Uno rara vez tiene amigos nuevos cuando ya es adulto. La mayoría de personas conservan a sus amigos del colegio, algunos de la universidad y allí están bien. Para los pocos como yo que no tuvimos casi ninguna amistad de jóvenes, nos toca hacerlos ya más viejos, con todas las dificultades que eso conlleva. Porque con las personas que uno creció, ya hay un pasado en común que no hay que volver a visitar. Uno sabe más o menos cuál es su historia familiar, gustos, logros. Son atajos. Y, como todos los atajos, también tienen la desventaja que abrevian la historia, dejando fuera muchos detalles que podría valer la pena volver a explorar.

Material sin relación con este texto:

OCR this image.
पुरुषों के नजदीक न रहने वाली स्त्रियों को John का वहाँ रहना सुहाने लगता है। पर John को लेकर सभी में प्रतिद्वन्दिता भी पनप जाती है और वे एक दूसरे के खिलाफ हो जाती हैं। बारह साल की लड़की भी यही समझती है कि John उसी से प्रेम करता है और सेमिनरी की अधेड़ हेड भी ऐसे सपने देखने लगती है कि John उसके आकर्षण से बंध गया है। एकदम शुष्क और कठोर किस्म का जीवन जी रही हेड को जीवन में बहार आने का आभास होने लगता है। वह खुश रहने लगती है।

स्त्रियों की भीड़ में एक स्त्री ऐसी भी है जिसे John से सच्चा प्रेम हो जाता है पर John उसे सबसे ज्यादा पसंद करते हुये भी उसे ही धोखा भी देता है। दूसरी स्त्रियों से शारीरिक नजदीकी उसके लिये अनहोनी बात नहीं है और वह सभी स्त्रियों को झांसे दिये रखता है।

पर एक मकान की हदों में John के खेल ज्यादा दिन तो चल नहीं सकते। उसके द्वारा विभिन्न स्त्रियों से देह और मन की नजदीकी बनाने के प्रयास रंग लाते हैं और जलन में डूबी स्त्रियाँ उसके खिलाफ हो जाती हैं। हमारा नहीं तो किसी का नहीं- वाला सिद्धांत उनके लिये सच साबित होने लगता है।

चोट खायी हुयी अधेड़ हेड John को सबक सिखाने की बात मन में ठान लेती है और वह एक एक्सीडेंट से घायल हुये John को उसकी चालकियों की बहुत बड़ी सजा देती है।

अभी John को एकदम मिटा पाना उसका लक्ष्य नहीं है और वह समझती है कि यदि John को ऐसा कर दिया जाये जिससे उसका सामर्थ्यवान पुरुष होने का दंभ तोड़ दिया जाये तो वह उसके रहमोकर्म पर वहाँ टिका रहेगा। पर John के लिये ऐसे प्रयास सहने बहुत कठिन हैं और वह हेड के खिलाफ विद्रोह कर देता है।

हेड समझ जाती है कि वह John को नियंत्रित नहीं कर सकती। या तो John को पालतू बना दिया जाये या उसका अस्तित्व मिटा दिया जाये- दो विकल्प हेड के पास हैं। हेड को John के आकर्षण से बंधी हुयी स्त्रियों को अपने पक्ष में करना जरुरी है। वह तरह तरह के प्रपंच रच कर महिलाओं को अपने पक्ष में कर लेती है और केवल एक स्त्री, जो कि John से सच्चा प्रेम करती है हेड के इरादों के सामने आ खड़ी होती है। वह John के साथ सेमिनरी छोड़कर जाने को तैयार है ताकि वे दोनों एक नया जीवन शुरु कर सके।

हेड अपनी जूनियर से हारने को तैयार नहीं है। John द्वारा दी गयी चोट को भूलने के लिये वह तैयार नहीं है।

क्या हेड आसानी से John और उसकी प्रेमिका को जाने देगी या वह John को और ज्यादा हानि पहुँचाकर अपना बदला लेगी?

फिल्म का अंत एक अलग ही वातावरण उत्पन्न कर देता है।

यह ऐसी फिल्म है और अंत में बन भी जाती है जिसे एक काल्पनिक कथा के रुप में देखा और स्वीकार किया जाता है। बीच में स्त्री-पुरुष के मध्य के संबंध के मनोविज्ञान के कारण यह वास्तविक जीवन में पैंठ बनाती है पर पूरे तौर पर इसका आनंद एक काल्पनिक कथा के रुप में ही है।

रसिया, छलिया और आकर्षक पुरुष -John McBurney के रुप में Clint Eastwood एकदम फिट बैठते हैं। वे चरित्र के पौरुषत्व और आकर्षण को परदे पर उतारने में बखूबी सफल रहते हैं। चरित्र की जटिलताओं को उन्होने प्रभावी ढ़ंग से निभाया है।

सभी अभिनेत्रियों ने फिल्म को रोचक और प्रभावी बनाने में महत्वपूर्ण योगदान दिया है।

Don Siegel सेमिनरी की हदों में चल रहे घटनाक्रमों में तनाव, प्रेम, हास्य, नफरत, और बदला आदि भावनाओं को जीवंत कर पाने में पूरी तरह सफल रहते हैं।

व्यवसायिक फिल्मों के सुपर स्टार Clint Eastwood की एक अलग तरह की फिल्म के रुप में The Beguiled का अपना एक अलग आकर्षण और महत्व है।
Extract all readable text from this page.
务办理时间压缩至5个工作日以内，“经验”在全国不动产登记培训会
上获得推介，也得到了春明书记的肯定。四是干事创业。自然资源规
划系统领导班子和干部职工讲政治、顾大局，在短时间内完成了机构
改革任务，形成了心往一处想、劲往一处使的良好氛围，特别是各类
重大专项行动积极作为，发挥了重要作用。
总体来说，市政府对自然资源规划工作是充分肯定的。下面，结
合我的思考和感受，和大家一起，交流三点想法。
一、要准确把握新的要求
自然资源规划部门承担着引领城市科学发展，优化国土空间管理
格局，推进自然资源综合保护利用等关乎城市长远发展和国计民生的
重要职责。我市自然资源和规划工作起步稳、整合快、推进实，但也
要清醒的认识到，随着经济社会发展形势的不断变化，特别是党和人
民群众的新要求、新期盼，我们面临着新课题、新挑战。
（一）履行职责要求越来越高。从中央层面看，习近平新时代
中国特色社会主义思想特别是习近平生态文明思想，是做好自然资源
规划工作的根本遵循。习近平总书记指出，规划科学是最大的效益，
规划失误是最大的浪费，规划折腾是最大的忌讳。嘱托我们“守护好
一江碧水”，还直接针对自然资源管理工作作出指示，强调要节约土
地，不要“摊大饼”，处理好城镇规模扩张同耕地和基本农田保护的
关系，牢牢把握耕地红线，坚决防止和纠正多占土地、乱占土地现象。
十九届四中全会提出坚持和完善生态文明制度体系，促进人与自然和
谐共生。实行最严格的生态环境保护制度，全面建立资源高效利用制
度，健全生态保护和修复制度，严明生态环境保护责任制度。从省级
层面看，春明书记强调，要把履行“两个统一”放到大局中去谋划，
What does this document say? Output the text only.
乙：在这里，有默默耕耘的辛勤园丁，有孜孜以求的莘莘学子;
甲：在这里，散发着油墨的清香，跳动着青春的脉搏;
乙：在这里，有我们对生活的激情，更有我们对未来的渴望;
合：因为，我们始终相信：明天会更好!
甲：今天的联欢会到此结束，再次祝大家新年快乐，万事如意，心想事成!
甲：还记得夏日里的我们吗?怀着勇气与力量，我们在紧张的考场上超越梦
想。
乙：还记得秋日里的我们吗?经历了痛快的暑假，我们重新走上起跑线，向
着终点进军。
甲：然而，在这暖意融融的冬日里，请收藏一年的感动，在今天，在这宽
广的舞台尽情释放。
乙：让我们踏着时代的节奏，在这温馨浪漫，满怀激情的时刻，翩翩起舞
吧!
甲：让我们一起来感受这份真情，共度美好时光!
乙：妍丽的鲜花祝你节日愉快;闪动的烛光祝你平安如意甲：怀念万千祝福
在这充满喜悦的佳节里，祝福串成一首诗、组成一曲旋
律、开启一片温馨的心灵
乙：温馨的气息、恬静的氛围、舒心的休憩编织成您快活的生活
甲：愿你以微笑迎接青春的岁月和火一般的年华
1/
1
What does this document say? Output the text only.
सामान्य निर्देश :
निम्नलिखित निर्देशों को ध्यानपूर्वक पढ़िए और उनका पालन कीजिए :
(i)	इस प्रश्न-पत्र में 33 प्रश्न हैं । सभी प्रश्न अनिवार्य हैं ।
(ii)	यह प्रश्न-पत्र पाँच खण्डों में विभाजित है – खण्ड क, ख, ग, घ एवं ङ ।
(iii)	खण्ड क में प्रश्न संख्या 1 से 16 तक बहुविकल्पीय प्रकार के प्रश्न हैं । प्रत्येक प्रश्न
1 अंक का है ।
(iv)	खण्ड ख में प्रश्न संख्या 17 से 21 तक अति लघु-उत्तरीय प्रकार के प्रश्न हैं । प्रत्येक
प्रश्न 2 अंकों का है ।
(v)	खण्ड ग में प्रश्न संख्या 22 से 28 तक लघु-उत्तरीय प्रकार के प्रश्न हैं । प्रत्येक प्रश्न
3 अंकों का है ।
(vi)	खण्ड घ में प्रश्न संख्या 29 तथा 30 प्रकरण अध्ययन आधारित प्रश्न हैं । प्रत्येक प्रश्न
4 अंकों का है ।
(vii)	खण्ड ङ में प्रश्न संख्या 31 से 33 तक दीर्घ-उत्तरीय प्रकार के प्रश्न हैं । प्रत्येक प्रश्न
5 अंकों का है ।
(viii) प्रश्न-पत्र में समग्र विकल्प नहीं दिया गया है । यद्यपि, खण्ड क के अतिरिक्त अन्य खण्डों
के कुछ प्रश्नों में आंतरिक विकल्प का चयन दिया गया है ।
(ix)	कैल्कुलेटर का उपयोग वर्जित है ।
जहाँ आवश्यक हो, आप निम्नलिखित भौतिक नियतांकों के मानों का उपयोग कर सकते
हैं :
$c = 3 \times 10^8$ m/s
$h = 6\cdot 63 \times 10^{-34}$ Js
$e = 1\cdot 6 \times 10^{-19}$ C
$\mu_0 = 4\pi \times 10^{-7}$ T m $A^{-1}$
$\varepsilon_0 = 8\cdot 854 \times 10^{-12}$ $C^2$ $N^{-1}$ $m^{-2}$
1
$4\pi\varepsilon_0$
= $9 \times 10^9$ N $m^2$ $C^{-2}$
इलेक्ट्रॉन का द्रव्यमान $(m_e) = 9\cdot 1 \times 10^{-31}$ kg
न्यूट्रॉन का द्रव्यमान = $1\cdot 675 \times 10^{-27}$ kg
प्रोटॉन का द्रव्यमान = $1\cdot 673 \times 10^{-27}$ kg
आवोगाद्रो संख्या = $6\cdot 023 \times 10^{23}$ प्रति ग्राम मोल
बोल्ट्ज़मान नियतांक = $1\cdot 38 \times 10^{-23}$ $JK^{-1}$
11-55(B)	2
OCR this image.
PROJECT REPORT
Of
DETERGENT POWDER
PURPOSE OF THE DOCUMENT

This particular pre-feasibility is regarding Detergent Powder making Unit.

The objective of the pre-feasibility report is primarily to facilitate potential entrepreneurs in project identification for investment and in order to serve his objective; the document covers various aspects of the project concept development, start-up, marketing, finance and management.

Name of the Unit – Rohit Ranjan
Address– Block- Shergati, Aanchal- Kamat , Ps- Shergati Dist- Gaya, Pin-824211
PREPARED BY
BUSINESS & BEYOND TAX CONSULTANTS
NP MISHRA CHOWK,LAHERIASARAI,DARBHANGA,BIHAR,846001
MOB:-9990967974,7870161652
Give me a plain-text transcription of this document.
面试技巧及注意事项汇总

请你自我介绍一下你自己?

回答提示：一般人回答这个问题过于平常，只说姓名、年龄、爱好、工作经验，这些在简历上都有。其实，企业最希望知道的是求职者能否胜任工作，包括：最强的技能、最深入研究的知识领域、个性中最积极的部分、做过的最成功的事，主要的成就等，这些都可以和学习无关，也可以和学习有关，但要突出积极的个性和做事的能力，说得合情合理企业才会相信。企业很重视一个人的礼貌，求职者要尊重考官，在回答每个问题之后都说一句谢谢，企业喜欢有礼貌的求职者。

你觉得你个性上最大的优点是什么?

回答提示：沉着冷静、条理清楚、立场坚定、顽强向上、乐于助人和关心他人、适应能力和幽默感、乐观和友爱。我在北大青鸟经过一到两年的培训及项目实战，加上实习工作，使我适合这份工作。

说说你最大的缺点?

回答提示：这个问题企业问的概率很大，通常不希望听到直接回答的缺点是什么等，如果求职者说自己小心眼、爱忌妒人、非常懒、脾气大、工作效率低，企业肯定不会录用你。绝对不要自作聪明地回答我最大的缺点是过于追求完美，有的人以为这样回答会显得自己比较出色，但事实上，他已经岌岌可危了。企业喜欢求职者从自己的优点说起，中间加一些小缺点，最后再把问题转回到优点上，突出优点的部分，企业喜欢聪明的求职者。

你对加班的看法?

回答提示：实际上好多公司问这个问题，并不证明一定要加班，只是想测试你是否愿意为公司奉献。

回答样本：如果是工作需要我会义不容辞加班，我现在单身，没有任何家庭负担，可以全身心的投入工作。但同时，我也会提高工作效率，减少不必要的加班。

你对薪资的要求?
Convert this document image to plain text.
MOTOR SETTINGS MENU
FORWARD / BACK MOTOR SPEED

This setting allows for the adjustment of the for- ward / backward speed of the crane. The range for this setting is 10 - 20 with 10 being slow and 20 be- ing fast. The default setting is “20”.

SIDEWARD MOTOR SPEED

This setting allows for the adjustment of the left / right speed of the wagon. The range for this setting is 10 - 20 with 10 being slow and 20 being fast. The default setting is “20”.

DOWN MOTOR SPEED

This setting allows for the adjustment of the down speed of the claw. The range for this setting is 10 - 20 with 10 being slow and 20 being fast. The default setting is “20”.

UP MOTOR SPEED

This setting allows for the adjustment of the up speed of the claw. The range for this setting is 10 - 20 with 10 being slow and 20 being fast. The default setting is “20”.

El cerebro toma atajos todo el tiempo. Como no tener que pensar a detalle la ruta de vuelta a casa. O no tener que fijarse con demasiada atención en la cara de la pareja. Llena las faltantes y sigue, porque tiene que avanzar. No daríamos dos pasos seguidos si tuviéramos que volver a aprender a caminar cada vez que queremos hacerlo. Y probablemente vamos acarreando defectos de lo mal aprendido.
Conocer personas nuevas a cierta edad requiere un esfuerzo. También requiere que uno decida qué le interesa saber. Aunque se tome la ruta escénica, ni así todos los detalles son relevantes.